How Politics Cost Hooker His Civil War Commission

n the midst of the Civil War sesquicentennial, the bicentennial of Union General Joseph Hooker’s birth on November 13 hardly seems worthy of much celebration. Hooker is remembered mainly for losing at Chancellorsville, which some military historians consider Robert E. Lee’s most brilliant battle, and for his renown as a ladies’ man contributing to the English language. While the term hookers was around long before its alleged namesake, Hooker’s military career provides a window through which to observe Lincoln’s leadership and occasional lack of it, and his problems in dealing with military politics in his quest for the right commander.

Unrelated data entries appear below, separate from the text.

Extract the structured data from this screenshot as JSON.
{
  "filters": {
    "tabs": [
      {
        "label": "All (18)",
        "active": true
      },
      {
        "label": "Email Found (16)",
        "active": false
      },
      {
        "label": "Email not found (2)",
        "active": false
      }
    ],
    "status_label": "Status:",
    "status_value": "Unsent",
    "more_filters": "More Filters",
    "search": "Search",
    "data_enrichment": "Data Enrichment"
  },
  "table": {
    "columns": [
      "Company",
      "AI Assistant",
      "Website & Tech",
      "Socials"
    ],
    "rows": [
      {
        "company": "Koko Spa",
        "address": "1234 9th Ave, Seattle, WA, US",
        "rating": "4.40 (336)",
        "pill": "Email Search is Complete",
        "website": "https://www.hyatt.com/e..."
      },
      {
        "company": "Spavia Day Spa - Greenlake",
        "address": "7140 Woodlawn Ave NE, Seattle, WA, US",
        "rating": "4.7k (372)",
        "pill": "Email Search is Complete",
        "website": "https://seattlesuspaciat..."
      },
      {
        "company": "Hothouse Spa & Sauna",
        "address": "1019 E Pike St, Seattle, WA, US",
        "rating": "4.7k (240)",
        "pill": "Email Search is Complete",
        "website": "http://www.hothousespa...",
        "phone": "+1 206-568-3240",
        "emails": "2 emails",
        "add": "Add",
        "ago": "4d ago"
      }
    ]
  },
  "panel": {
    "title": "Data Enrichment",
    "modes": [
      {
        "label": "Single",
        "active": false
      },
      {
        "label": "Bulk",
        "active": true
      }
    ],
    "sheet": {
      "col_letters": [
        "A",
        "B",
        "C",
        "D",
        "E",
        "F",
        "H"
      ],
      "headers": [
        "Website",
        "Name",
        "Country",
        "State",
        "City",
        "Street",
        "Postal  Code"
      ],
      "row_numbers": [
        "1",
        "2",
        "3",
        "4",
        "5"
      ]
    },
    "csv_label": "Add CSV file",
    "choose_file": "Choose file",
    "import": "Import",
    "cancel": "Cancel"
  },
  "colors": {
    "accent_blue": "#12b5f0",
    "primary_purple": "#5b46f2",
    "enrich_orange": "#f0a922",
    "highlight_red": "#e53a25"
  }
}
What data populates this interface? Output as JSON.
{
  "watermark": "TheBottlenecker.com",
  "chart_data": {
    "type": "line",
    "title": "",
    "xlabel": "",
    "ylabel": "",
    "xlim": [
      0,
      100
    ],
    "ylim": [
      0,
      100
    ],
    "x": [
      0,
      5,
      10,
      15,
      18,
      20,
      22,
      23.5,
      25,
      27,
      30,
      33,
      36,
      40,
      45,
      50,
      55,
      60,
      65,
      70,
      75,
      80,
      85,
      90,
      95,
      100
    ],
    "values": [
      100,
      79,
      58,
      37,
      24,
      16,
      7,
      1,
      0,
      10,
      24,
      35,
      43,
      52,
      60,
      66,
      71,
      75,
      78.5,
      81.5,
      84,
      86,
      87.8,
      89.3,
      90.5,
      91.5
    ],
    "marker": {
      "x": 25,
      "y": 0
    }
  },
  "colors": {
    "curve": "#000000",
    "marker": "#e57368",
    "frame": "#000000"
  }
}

A West Point graduate, “Fighting Joe” Hooker distinguished himself for bravery on the staffs of Generals Winfield Scott and Zachary Taylor during the Mexican-American War. But Hooker found trouble, or it found him. During that war, Hooker backed another general who claimed credit for Scott’s victories. When Scott accused the general of insubordination and court-martialed him, Hooker testified on the general’s behalf, and Scott neither forgave nor forgot. After the war, when the army sent him to California, Hooker reportedly drank too much, overindulged in womanizing, and borrowed money from two other officers assigned there, Henry Halleck and William T. Sherman. He never paid them back; they neither forgave nor forgot, either.